Institutional investors sold roughly 52,500 Bitcoin during the first quarter of 2026, reducing professional holdings from 313,000 BTC to 261,000 BTC. That 17% drop, detailed in a CoinShares analysis of 13F filings, brings the remaining value to approximately $17.8 billion.

The report, published by analyst Matt Kimmell around June 3, shows two different institutional strategies. Hedge funds and brokerages ran for the exits, while banks quietly increased their Bitcoin exposure.

Hedge funds cut their Bitcoin exposure by 39%, brokerages by 53%. Morgan Stanley fully exited its 8,300 BTC position, and Jane Street reduced holdings by 10,800 BTC. Net outflows from 13F filers totaled $3.6 billion for the quarter.

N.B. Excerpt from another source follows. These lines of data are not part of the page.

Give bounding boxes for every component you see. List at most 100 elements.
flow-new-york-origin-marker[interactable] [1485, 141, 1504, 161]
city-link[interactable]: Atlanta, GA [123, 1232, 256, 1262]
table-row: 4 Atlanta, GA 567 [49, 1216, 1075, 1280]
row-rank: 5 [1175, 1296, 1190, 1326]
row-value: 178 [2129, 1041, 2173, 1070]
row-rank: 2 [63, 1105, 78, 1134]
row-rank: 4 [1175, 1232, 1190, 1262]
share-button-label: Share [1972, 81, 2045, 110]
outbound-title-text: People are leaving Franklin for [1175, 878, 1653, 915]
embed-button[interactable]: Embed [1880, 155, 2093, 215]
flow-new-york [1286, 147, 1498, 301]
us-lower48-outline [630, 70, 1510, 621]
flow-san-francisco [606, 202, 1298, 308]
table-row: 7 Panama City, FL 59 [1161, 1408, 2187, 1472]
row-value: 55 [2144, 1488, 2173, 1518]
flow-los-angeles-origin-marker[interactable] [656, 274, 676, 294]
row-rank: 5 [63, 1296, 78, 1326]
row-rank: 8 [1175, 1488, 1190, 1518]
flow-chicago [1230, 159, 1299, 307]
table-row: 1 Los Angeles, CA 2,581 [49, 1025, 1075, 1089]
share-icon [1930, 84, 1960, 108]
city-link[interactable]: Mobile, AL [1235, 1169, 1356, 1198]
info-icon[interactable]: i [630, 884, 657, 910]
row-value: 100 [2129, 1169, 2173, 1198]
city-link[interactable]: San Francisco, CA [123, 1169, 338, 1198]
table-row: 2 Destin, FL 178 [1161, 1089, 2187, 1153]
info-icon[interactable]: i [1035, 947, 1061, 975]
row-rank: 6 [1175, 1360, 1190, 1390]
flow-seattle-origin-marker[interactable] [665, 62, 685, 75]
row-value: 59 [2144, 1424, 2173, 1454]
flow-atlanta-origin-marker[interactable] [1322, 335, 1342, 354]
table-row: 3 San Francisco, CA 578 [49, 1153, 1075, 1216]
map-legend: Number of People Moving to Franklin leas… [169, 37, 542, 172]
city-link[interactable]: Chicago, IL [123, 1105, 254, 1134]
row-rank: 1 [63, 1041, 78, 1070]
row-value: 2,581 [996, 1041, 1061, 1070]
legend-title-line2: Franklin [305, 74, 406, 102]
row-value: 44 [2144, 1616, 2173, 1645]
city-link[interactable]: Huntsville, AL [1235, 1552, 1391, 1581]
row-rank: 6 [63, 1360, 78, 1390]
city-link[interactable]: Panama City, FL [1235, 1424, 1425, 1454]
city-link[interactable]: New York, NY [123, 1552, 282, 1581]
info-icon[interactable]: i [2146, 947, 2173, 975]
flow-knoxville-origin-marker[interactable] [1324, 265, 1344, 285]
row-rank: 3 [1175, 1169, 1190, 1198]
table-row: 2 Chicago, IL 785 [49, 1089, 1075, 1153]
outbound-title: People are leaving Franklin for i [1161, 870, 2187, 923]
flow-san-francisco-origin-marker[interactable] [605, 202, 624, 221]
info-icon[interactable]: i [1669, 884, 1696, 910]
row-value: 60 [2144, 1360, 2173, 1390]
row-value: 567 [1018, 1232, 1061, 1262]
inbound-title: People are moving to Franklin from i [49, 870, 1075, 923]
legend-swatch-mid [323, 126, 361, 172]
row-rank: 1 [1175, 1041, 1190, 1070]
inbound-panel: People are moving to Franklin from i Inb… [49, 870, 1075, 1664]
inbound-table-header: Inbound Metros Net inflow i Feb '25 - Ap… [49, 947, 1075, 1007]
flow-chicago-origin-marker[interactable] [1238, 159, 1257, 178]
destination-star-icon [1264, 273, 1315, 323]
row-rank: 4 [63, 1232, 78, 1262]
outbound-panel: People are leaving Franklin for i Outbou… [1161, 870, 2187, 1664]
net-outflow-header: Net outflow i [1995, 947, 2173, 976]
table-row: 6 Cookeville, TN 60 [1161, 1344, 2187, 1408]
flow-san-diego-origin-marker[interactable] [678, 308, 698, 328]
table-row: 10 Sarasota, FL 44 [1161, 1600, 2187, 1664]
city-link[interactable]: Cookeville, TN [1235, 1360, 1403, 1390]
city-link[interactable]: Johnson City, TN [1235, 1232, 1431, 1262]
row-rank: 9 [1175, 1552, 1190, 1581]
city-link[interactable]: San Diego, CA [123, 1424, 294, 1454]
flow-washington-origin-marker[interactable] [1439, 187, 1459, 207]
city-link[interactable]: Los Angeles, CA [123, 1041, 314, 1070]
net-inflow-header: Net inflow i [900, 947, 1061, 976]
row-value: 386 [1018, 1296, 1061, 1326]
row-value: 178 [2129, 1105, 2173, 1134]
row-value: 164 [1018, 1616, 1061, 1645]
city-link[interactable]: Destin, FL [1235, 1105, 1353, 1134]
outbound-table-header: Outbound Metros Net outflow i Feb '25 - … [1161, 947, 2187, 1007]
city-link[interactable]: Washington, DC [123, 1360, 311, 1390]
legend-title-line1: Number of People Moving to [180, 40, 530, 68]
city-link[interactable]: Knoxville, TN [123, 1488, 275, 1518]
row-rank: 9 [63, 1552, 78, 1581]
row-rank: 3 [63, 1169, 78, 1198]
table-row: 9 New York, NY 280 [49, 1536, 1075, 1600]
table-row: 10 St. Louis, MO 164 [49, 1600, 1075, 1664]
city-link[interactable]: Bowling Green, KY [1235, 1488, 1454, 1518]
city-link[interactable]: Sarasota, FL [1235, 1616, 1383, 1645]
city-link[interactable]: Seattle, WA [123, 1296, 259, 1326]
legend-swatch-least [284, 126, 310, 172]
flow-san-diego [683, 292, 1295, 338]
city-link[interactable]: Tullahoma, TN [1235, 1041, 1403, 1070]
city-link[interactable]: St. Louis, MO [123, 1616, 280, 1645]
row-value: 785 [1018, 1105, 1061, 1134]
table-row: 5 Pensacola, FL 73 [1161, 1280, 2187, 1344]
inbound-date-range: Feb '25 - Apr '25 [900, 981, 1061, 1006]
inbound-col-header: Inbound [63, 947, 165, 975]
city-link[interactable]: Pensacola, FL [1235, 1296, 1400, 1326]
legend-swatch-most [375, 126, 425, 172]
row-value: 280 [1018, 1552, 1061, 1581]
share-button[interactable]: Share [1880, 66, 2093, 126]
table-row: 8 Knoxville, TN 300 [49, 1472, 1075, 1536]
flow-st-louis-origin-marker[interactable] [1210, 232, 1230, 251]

Bitcoin's price dropped 22% during Q1, ending at approximately $68,000.

Meanwhile, bank holdings more than doubled to 15,200 BTC. JPMorgan added 3,000 BTC, Wells Fargo increased by 4,000 BTC, and Citigroup filed its first Bitcoin position at 97 BTC.

Financial advisors, representing 58% of all institutional holdings, only reduced by 6%-suggesting the structural demand from wealth managers remains intact.

Post-Q1, ETF flows turned positive, adding $2.3 billion through mid-May. Combined with treasury flows, the total reached $6.4 billion.